CIS Tax Guide for Property Developers
The Construction Industry Scheme (CIS) affects almost every property developer who engages subcontractors. Getting it wrong can result in penalties, unexpected tax bills, and strained contractor relationships. Here's what every developer needs to know.
What is the Construction Industry Scheme?
The Construction Industry Scheme (CIS) is a system operated by HMRC that requires contractors to deduct money from subcontractor payments and pass it directly to HMRC as an advance payment towards the subcontractor's tax and National Insurance bill. If you engage subcontractors to carry out construction work on your development projects, you are almost certainly a contractor under CIS — regardless of whether you are a limited company, partnership, or individual developer.
Who is a contractor under CIS?
You are a contractor under CIS if:
- Your business involves construction operations, and you pay subcontractors to carry out those operations; or
- Your average annual spend on construction operations exceeds £1 million in any of the three preceding tax years (even if construction is not your main business — this catches some property investors and developers who might not otherwise think CIS applies to them)
For property developers, the key question is whether you are the "principal contractor" on a project.

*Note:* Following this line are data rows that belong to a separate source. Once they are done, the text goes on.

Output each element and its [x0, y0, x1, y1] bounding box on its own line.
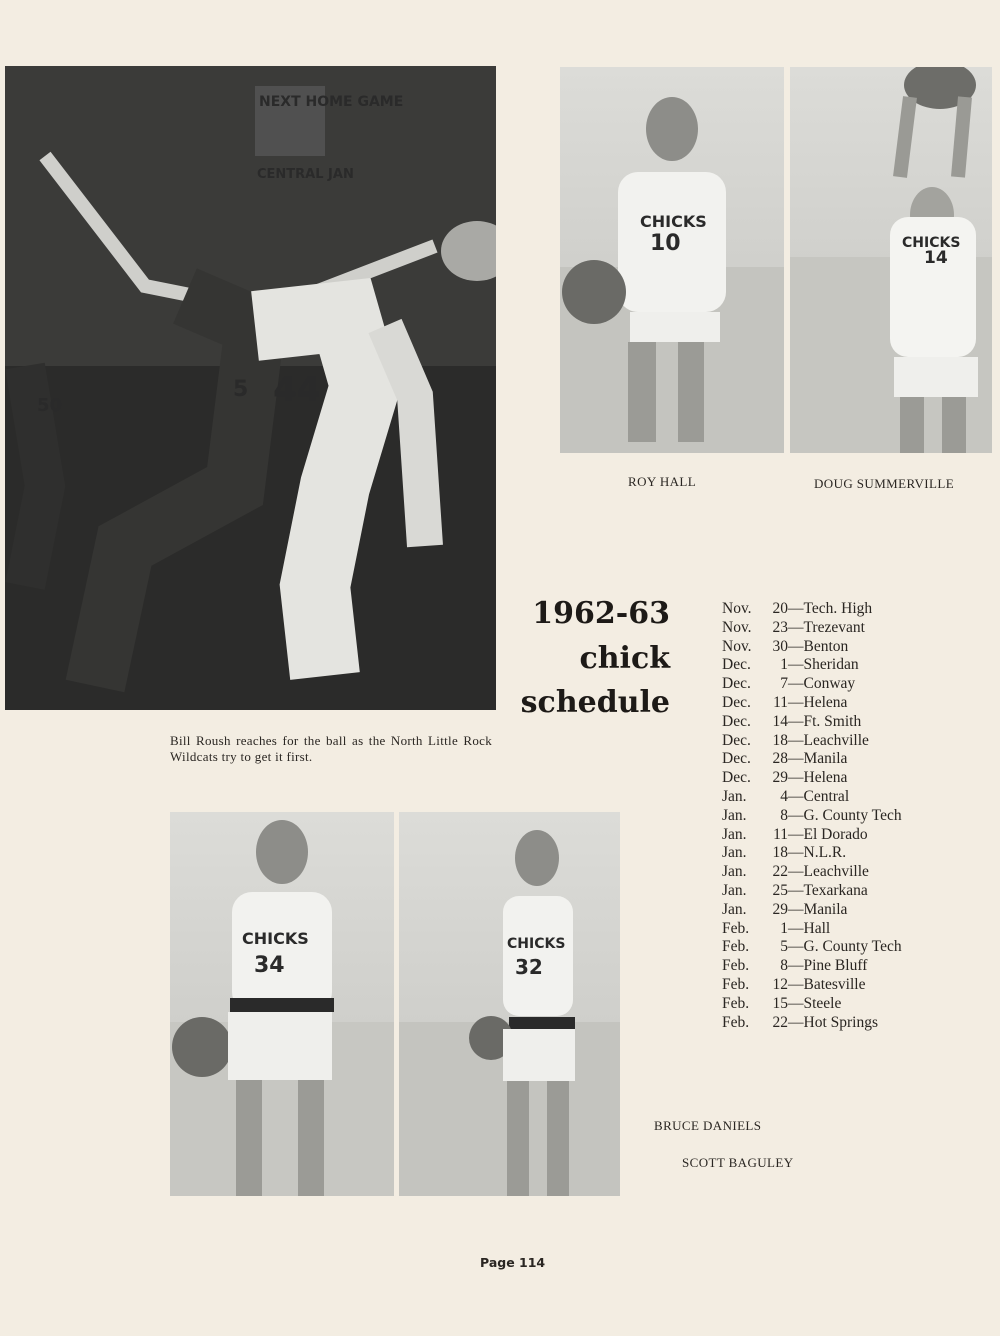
schedule-row: Jan. 8—G. County Tech: [722, 806, 902, 824]
schedule-month: Feb.: [722, 975, 750, 993]
schedule-month: Feb.: [722, 938, 750, 956]
schedule-opponent: Helena: [803, 693, 848, 711]
schedule-opponent: Texarkana: [803, 881, 868, 899]
schedule-row: Dec. 1—Sheridan: [722, 656, 859, 674]
schedule-row: Jan. 25—Texarkana: [722, 881, 868, 899]
schedule-month: Nov.: [722, 637, 752, 655]
bruce-daniels-photo: [170, 812, 394, 1196]
schedule-day: 30: [772, 637, 788, 655]
schedule-day: 8: [780, 806, 788, 824]
doug-summerville-photo: [790, 67, 992, 453]
player-number-50: 50: [37, 395, 63, 416]
schedule-month: Dec.: [722, 712, 751, 730]
schedule-opponent: Batesville: [803, 975, 866, 993]
scott-baguley-name: SCOTT BAGULEY: [682, 1155, 794, 1170]
schedule-day: 28: [772, 750, 788, 768]
schedule-opponent: Tech. High: [803, 600, 873, 617]
schedule-row: Feb. 12—Batesville: [722, 975, 866, 993]
schedule-month: Nov.: [722, 600, 752, 617]
schedule-month: Feb.: [722, 919, 750, 937]
schedule-opponent: Trezevant: [803, 618, 865, 636]
schedule-day: 22: [772, 863, 788, 881]
schedule-row: Jan. 11—El Dorado: [722, 825, 868, 843]
action-photo: [5, 66, 496, 710]
schedule-month: Jan.: [722, 900, 747, 918]
bruce-daniels-jersey-text: CHICKS: [242, 929, 309, 948]
schedule-day: 1: [780, 656, 788, 674]
schedule-title-schedule: schedule: [520, 685, 670, 720]
schedule-day: 7: [780, 675, 788, 693]
player-number-44: 44: [273, 370, 321, 410]
schedule-month: Jan.: [722, 863, 747, 881]
roy-hall-photo: [560, 67, 784, 453]
schedule-row: Feb. 1—Hall: [722, 919, 831, 937]
schedule-month: Dec.: [722, 731, 751, 749]
schedule-row: Feb. 22—Hot Springs: [722, 1013, 878, 1031]
schedule-opponent: Conway: [803, 675, 856, 693]
schedule-row: Dec. 11—Helena: [722, 693, 848, 711]
schedule-month: Dec.: [722, 656, 751, 674]
schedule-day: 18: [772, 844, 788, 862]
schedule-row: Jan. 4—Central: [722, 787, 850, 805]
schedule-opponent: N.L.R.: [803, 844, 847, 862]
schedule-opponent: Hot Springs: [803, 1013, 878, 1031]
schedule-month: Jan.: [722, 844, 747, 862]
schedule-row: Jan. 18—N.L.R.: [722, 844, 847, 862]
schedule-opponent: Leachville: [803, 731, 869, 749]
player-number-5: 5: [233, 377, 249, 402]
schedule-row: Nov. 23—Trezevant: [722, 618, 865, 636]
schedule-month: Jan.: [722, 787, 747, 805]
schedule-month: Jan.: [722, 825, 747, 843]
schedule-opponent: G. County Tech: [803, 938, 902, 956]
schedule-month: Feb.: [722, 1013, 750, 1031]
schedule-month: Dec.: [722, 675, 751, 693]
schedule-day: 29: [772, 900, 788, 918]
schedule-day: 23: [772, 618, 788, 636]
schedule-row: Dec. 14—Ft. Smith: [722, 712, 862, 730]
schedule-day: 5: [780, 938, 788, 956]
schedule-opponent: Pine Bluff: [803, 957, 868, 975]
scott-baguley-number: 32: [515, 955, 543, 979]
schedule-month: Jan.: [722, 881, 747, 899]
schedule-day: 29: [772, 769, 788, 787]
schedule-row: Jan. 22—Leachville: [722, 863, 869, 881]
schedule-title-year: 1962-63: [532, 596, 670, 631]
schedule-opponent: Leachville: [803, 863, 869, 881]
schedule-month: Dec.: [722, 693, 751, 711]
schedule-row: Dec. 29—Helena: [722, 769, 848, 787]
roy-hall-name: ROY HALL: [628, 474, 697, 489]
schedule-opponent: Benton: [803, 637, 849, 655]
schedule-day: 15: [772, 994, 788, 1012]
sign-text: CENTRAL JAN: [257, 167, 354, 182]
doug-summerville-number: 14: [924, 248, 948, 268]
schedule-day: 8: [780, 957, 788, 975]
schedule-day: 4: [780, 787, 788, 805]
schedule-row: Jan. 29—Manila: [722, 900, 848, 918]
schedule-row: Feb. 15—Steele: [722, 994, 842, 1012]
schedule-opponent: El Dorado: [803, 825, 868, 843]
page-number: Page 114: [480, 1255, 546, 1270]
schedule-day: 12: [772, 975, 788, 993]
schedule-day: 11: [773, 693, 788, 711]
roy-hall-number: 10: [650, 231, 681, 256]
schedule-row: Feb. 8—Pine Bluff: [722, 957, 868, 975]
schedule-month: Dec.: [722, 769, 751, 787]
schedule-opponent: Ft. Smith: [803, 712, 862, 730]
schedule-month: Feb.: [722, 994, 750, 1012]
schedule-day: 25: [772, 881, 788, 899]
roy-hall-jersey-text: CHICKS: [640, 212, 707, 231]
schedule-row: Feb. 5—G. County Tech: [722, 938, 902, 956]
banner-text: NEXT HOME GAME: [259, 94, 404, 110]
bruce-daniels-name: BRUCE DANIELS: [654, 1118, 762, 1133]
scott-baguley-photo: [399, 812, 620, 1196]
schedule-day: 18: [772, 731, 788, 749]
schedule-title-chick: chick: [579, 641, 670, 676]
schedule-row: Dec. 28—Manila: [722, 750, 848, 768]
schedule-opponent: Manila: [803, 750, 848, 768]
schedule-list: [722, 600, 902, 1032]
schedule-day: 1: [780, 919, 788, 937]
schedule-month: Nov.: [722, 618, 752, 636]
schedule-opponent: Helena: [803, 769, 848, 787]
schedule-opponent: Sheridan: [803, 656, 859, 674]
action-photo-caption: Bill Roush reaches for the ball as the North Little Rock Wildcats try to get it first.: [170, 733, 492, 764]
doug-summerville-name: DOUG SUMMERVILLE: [814, 476, 955, 491]
schedule-row: Dec. 7—Conway: [722, 675, 856, 693]
schedule-month: Dec.: [722, 750, 751, 768]
schedule-row: Nov. 30—Benton: [722, 637, 849, 655]
schedule-row: Nov. 20—Tech. High: [722, 600, 873, 617]
schedule-day: 22: [772, 1013, 788, 1031]
schedule-opponent: Hall: [803, 919, 831, 937]
schedule-opponent: Steele: [803, 994, 842, 1012]
doug-summerville-jersey-text: CHICKS: [902, 235, 961, 251]
schedule-opponent: Central: [803, 787, 850, 805]
bruce-daniels-number: 34: [254, 953, 285, 978]
schedule-day: 11: [773, 825, 788, 843]
schedule-opponent: Manila: [803, 900, 848, 918]
schedule-day: 14: [772, 712, 788, 730]
schedule-month: Feb.: [722, 957, 750, 975]
schedule-row: Dec. 18—Leachville: [722, 731, 869, 749]
schedule-month: Jan.: [722, 806, 747, 824]
scott-baguley-jersey-text: CHICKS: [507, 936, 566, 952]
schedule-opponent: G. County Tech: [803, 806, 902, 824]
schedule-day: 20: [772, 600, 788, 617]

If you are managing the build and engaging tradespeople or subcontractors directly, you are a contractor under CIS and must comply.
What are "construction operations" under CIS?
The definition is broad. CIS covers:
- Construction, alteration, repair, extension, demolition, or dismantling of buildings or structures
- Installation of heating, lighting, air conditioning, and ventilation systems
- Groundworks, foundations, and site preparation
- Painting and decorating (in connection with construction work)
- Landscaping (as part of a wider construction contract)
It specifically excludes some activities: professional services like architects, surveyors, and engineers (unless they're doing actual construction work), plant hire without operators, and delivery of materials.
CIS registration: contractor and subcontractor
As a developer/contractor, you must:
- Register as a contractor with HMRC. You do this through the HMRC online portal. Once registered, you'll be able to verify subcontractors and submit monthly returns.
- Verify every subcontractor before their first payment. Use the HMRC online verification service to check whether each subcontractor is registered under CIS and what deduction rate applies.
- Deduct at the correct rate. The rate depends on the subcontractor's CIS status.
- Submit monthly CIS returns — even if you made no payments in that month (nil return). Returns are due by the 19th of the month following the tax month (which ends on the 5th).
- Issue deduction statements to each subcontractor showing the gross payment, deductions made, and net payment.
The three CIS deduction rates
| Subcontractor Status | Deduction Rate |
|---|---|
| Gross payment status | 0% (no deduction) |
| CIS registered | 20% deduction |
| Unregistered / not verified | 30% deduction |
Deductions are applied to the labour element only, not materials. If a subcontractor invoices £10,000 for labour and £5,000 for materials, the 20% deduction applies only to the £10,000 labour element (£2,000), giving a net payment of £13,000.
Gross payment status
Subcontractors with gross payment status have passed HMRC's compliance checks and can be paid in full without deduction. For subcontractors, getting gross payment status is important because it improves their cashflow (they don't have money tied up with HMRC until year end). You should check whether your main subcontractors have gross payment status — those who do will prefer you to pay them gross and will have it in their contracts.
Materials — the most common mistake
Only deduct CIS on the labour element of an invoice, not materials. However, if a subcontractor has inflated the materials element to reduce the deduction, HMRC can challenge this. The split should be commercially realistic. Where possible, ask your subcontractors to show labour and materials separately on their invoices.
What happens if you get CIS wrong?
Getting CIS wrong can be costly:
- Late returns: £100 penalty for a return that is up to one month late, escalating to £200 per month up to £3,000 after 12 months, with additional tax-geared penalties possible.
- Failure to verify: If you make a payment to an unverified subcontractor and deduct at 20% instead of the required 30%, you are personally liable for the 10% shortfall.
- Incorrect labour/materials split: HMRC may raise an enquiry and charge the contractor for the deductions not made on the disputed materials element.
CIS and your cash position
As a contractor, you hold CIS deductions on behalf of HMRC and pay them over monthly. This means you're handling money that isn't yours. Keep a separate record (or ring-fence the deductions) so you're not caught out when the payment falls due. As a developer, CIS compliance is a cash management issue as well as a tax compliance issue.
Practical CIS workflow
- Before engaging any new subcontractor, verify them through the HMRC CIS online service.
- At the point of verification, note the deduction rate and keep a record.
- When processing each invoice, calculate the deduction on the labour element and issue a written statement to the subcontractor.
- By the 19th of each month, submit your CIS return for the previous tax month and pay over the deductions to HMRC.
- At year end, reconcile your CIS deductions paid against HMRC records.
Specialist construction accounting software can automate much of this, but even a well-organised spreadsheet with a monthly reminder will keep you compliant.